Overview of Labor Law 200: Common Law Negligence

“All places … shall be so constructed, equipped, arranged, operated and conducted as to provide reasonable and adequate protection to the lives, health and safety of all persons employed therein or lawfully frequenting such places. All machinery, equipment and devices in such places shall be so placed, operated, guarded and lighted as to provide reasonable and adequate protection to all such persons.”

New York State promulgated laws which give special protection to workers who are injured in construction accidents. Construction accidents can include injuries occurring in the course of demolition, renovation, alteration, or repair of structures or buildings. Section 200 of the labor law requires owners and contractors to take reasonable steps to protect workers and provide reasonably safe workplaces that are fully under their control. If a worker is injured due to an unreasonably unsafe workplace, he or she may be entitled to compensation.
 

Labor Law 200: Common Law Negligence

Labor Law §200 imposes a negligence standard upon owners and contractors and mandates that they provide a reasonably safe environment for all visitors and employees who are on the worksite. The definition of “workplace” or “worksite” within the Labor Law is given broad interpretation. Thus, covered areas are not limited to the areas where the actual construction is being performed, but includes adjacent areas such as passageways or walkways to and from the work areas. Labor Law §200 applies to work place safety in terms of construction, equipment, arrangement, operation, lighting and conduct of the work place, as well as the placement, operation and guarding of equipment, machinery and devices. Persons covered under this section include employees and persons lawfully frequenting the work site. The statute applies to the owner/landlord and/or contractor that have supervision and control.

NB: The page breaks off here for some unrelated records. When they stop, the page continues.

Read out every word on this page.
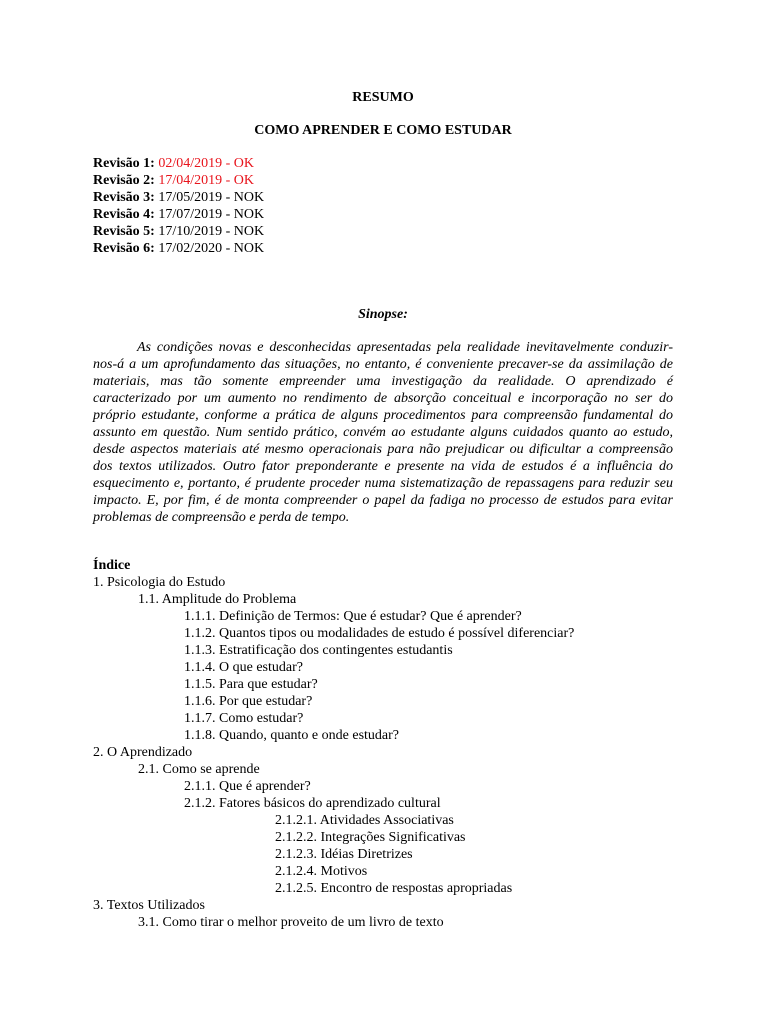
RESUMO
COMO APRENDER E COMO ESTUDAR
Revisão 1: 02/04/2019 - OK
Revisão 2: 17/04/2019 - OK
Revisão 3: 17/05/2019 - NOK
Revisão 4: 17/07/2019 - NOK
Revisão 5: 17/10/2019 - NOK
Revisão 6: 17/02/2020 - NOK
Sinopse:

As condições novas e desconhecidas apresentadas pela realidade inevitavelmente conduzir-nos-á a um aprofundamento das situações, no entanto, é conveniente precaver-se da assimilação de materiais, mas tão somente empreender uma investigação da realidade. O aprendizado é caracterizado por um aumento no rendimento de absorção conceitual e incorporação no ser do próprio estudante, conforme a prática de alguns procedimentos para compreensão fundamental do assunto em questão. Num sentido prático, convém ao estudante alguns cuidados quanto ao estudo, desde aspectos materiais até mesmo operacionais para não prejudicar ou dificultar a compreensão dos textos utilizados. Outro fator preponderante e presente na vida de estudos é a influência do esquecimento e, portanto, é prudente proceder numa sistematização de repassagens para reduzir seu impacto. E, por fim, é de monta compreender o papel da fadiga no processo de estudos para evitar problemas de compreensão e perda de tempo.

Índice
1. Psicologia do Estudo
1.1. Amplitude do Problema
1.1.1. Definição de Termos: Que é estudar? Que é aprender?
1.1.2. Quantos tipos ou modalidades de estudo é possível diferenciar?
1.1.3. Estratificação dos contingentes estudantis
1.1.4. O que estudar?
1.1.5. Para que estudar?
1.1.6. Por que estudar?
1.1.7. Como estudar?
1.1.8. Quando, quanto e onde estudar?
2. O Aprendizado
2.1. Como se aprende
2.1.1. Que é aprender?
2.1.2. Fatores básicos do aprendizado cultural
2.1.2.1. Atividades Associativas
2.1.2.2. Integrações Significativas
2.1.2.3. Idéias Diretrizes
2.1.2.4. Motivos
2.1.2.5. Encontro de respostas apropriadas
3. Textos Utilizados
3.1. Como tirar o melhor proveito de um livro de texto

Labor Law §200 Cases involving Labor Law § 200 fall into two broad categories: namely, those where workers are injured as a result of dangerous or defective premises conditions at a work site, and those involving the manner in which the work is performed. Where a premises condition is at issue, owners may be held liable for a violation of Labor Law § 200 if the owner or general contractor either created the dangerous condition that caused the accident or had actual or constructive notice of the dangerous condition that caused the accident.

When a claim arises out of alleged defects or dangers in the methods or materials of the work, recovery against the owner or general contractor can be found under Labor Law § 200 where the responsible party had the authority to supervise or control the performance of the work. In other words, a contractor or owner can be held liable under this statutory provision for a worksite injury, where it can be shown that the contractor or owner had actual, specific authority to dictate how the work was performed at the construction site.  In addition, an injured construction worker can recover where it can be demonstrated that the owner or contractor either created the dangerous condition that led to construction worker’s accident, or that the owner or contractor knew – or in the reasonable exercise of diligence should have known – about the dangerous condition, but failed to timely remedy the situation.